The donor and acceptor character of surface states on germanium as affected by the adsorption of carbon monoxide

Abstract

A theory is presented which connects a change of the surface structure of a semiconducting solid caused by the (reversible) adsorption of a gas, with the shape of the adsorption isotherm. The change of the surface structure leads to a saturation of the adsorption which may be very pronounced. The theory was developed to explain the rapid saturation of the adsorption of CO on germanium surfaces at room temperature. Here a maximum adsorption of about 10 11 CO molecules per cm 2 was obtained in work by Boonstra. At the same time, there was a marked increase of the surface conductance, caused by newly formed holes in the space charge region. To explain this increase, the indicated change of the surface structure was connected with a redistribution of acceptor and donor surface states.

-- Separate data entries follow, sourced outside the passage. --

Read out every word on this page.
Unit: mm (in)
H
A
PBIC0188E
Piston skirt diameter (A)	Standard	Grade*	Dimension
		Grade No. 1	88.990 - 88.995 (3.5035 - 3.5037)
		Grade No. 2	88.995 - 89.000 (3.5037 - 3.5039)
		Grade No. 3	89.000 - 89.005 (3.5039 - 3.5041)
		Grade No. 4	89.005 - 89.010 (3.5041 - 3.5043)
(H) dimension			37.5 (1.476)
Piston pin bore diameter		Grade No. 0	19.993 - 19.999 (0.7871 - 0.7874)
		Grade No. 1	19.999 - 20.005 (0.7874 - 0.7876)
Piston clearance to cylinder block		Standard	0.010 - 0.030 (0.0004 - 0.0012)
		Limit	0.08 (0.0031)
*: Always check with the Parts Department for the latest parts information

This connection was accounted for by means of a simple order-disorder theory. In the final adsorption equation, two new energy parameters appear, but the numerical value of only one, denoted as Δ E and describing the important role of CO molecules in the redistribution, must be estimated. The physical nature of δ E was not studied, but it was shown that a value Δ E = -100 kT connects in a natural way the three aspects of the problem: the redistribution of donor and acceptor surface states, the change of the surface structure, and the shape of the adsorption isotherm.